Une découverte qui bouleverse l'agenda international
Le directeur de l'Agence internationale de l'énergie atomique (AIEA), l'Argentin Rafael Grossi, a révélé ce mardi 18 août 2026 depuis Damas que l'agence onusienne a vérifié l'existence de « tonnes de matériel nucléaire » sur un site syrien que le gouvernement précédent n'avait jamais déclaré. Selon le diplomate, ce matériel « aurait pu être utilisé à des fins illicites ».
La découverte a été rendue possible grâce à l'initiative des autorités syriennes elles-mêmes, arrivées au pouvoir après le renversement de Bachar al-Assad. Le 17 juillet, le nouveau gouvernement a envoyé une lettre à l'AIEA signalant la présence de matériel nucléaire dans une localité jusqu'alors non déclarée.
« Nous commençons à tourner la page, et tourner la page ne signifie pas oublier le passé », a déclaré Grossi depuis la capitale syrienne.
Qu'a-t-on trouvé exactement ?
Grossi a confirmé sur ses réseaux sociaux avoir pu visiter les « tonnes d'uranium naturel » découvertes sur un « site non déclaré hors de Damas ». La mission a inclus un site à Deir Ezzor, dans le nord-est du pays, et un deuxième lieu lié au matériel récemment identifié. Le directeur de l'AIEA est devenu le premier directeur général de l'histoire de l'agence à entrer à Deir Ezzor après 18 ans de fermeture.
Les spécialistes de l'agence ont prélevé des échantillons pour approfondir les analyses. Ils ont également visité un site où sont stockées de grandes quantités de graphite, lié aux activités nucléaires passées à Deir Ezzor.
L'héritage du régime d'Assad
Le ministre syrien des Affaires étrangères, Assad al-Shaibani, a qualifié le site clandestin de « legs laissé par l'ancien régime ». Lors d'une conférence de presse conjointe avec Grossi, il a soutenu que les évaluations techniques menées jusqu'à présent indiquent que le matériel trouvé « ne présente aucun risque ».

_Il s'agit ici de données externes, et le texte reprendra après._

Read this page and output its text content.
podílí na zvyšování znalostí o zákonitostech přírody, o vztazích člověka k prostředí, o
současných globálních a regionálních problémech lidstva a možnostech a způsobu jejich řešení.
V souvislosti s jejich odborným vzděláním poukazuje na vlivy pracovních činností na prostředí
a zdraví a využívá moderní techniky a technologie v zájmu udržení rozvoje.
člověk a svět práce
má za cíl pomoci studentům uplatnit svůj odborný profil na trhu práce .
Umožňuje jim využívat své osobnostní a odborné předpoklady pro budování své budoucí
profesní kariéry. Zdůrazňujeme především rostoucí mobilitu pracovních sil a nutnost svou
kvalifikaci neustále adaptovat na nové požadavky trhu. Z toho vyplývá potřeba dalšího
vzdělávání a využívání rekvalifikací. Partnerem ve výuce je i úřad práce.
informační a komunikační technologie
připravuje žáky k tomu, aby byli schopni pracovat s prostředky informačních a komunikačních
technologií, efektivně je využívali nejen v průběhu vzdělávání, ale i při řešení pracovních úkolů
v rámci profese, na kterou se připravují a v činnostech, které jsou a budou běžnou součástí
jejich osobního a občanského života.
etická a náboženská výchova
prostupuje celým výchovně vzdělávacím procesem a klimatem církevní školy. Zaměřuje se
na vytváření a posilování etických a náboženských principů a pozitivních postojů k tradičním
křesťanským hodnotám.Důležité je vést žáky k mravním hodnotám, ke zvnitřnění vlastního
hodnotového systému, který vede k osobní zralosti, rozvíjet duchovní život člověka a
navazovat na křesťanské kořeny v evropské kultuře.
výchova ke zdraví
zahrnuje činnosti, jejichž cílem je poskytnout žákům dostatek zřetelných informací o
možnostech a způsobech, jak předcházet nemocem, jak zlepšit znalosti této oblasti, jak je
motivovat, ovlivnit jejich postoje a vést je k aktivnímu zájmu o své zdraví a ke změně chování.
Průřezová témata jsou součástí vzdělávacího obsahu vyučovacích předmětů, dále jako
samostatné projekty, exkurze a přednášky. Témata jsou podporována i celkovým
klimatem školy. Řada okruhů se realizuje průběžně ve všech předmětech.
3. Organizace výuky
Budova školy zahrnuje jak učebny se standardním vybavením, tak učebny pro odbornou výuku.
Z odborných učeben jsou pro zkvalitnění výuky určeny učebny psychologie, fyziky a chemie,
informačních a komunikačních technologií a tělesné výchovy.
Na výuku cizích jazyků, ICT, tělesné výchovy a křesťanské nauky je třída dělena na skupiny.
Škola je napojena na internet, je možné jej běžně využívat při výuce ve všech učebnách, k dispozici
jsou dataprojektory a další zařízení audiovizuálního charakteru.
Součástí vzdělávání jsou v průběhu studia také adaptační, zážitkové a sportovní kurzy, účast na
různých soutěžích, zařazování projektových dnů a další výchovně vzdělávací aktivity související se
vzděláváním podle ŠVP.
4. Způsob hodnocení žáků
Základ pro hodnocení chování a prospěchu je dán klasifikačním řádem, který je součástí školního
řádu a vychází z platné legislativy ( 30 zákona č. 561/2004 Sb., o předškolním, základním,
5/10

Le dossier remonte à un réacteur non déclaré que la Syrie a construit, selon des sources internationales, avec l'aide nord-coréenne à Deir al-Zor, détruit lors d'une frappe aérienne israélienne en 2007. En 2011, l'AIEA a déterminé que Damas ne respectait pas ses obligations, une question qu'Assad n'a jamais résolue.
Accord historique : le matériel reste en Syrie
Al-Shaibani a expliqué que le matériel restera sur le territoire syrien et sera soumis au système de garanties de l'AIEA, le mécanisme international destiné à contrôler les matières nucléaires. L'agence pourra ainsi l'inventorier et le maintenir sous supervision permanente.

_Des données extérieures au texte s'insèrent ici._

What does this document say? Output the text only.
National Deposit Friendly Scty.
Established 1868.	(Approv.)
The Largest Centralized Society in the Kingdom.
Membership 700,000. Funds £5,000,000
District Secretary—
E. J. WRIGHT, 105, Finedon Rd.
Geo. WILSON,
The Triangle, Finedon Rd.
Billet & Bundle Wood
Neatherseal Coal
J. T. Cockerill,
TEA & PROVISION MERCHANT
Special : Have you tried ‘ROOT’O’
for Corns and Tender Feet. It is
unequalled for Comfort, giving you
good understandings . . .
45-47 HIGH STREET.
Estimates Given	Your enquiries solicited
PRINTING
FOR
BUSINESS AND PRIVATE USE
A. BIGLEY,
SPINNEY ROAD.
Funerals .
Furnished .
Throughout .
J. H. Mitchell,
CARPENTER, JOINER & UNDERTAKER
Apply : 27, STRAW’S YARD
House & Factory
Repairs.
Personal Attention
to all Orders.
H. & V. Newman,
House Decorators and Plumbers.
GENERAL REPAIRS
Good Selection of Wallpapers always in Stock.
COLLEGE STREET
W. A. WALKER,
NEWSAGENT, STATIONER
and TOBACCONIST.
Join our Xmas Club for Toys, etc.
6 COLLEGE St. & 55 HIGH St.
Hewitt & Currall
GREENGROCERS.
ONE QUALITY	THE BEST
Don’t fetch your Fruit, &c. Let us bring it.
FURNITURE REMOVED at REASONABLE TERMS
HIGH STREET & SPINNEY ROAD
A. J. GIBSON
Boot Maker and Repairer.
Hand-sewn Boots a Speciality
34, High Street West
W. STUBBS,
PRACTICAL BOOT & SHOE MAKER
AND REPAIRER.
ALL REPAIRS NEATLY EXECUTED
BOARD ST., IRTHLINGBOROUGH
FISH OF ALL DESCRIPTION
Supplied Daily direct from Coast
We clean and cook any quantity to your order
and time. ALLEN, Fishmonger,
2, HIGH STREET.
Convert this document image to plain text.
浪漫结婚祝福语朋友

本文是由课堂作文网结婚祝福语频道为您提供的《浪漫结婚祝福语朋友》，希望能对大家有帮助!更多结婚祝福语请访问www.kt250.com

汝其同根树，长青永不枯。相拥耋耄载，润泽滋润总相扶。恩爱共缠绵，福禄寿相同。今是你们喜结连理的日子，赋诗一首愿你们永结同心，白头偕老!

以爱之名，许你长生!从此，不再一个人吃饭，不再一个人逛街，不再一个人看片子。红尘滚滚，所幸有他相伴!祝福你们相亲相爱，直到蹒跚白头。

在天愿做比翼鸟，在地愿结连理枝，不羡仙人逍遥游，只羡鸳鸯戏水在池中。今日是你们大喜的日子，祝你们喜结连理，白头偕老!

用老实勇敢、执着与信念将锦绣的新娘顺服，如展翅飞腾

Le responsable a réaffirmé le « droit souverain et légal » de la Syrie à l'usage civil et pacifique de l'énergie nucléaire, définissant la transparence comme un « choix », avec l'engagement de renforcer la coopération avec l'agence.
18 mois de négociations
Ce dénouement est le fruit d'un travail de 18 mois entre l'AIEA et les nouvelles autorités syriennes. Depuis la rencontre entre Grossi et le président syrien, Ahmed al-Sharaa, en juin 2025, l'agence a obtenu un accès immédiat et sans restriction aux sites pertinents pour clarifier d'anciennes activités nucléaires.
Les prélèvements ont révélé des traces d'uranium naturel transformé sur l'un des sites liés au dossier. Grossi a salué ce résultat comme « un bon jour pour la sécurité et la paix mondiales ».
Un élan pour la candidature de Grossi à l'ONU
Cette mission trouve Grossi à un moment décisif de sa carrière diplomatique. Le chef de l'AIEA est l'un des sept candidats à la succession d'António Guterres au poste de secrétaire général des Nations Unies, avec le soutien officiel du gouvernement argentin.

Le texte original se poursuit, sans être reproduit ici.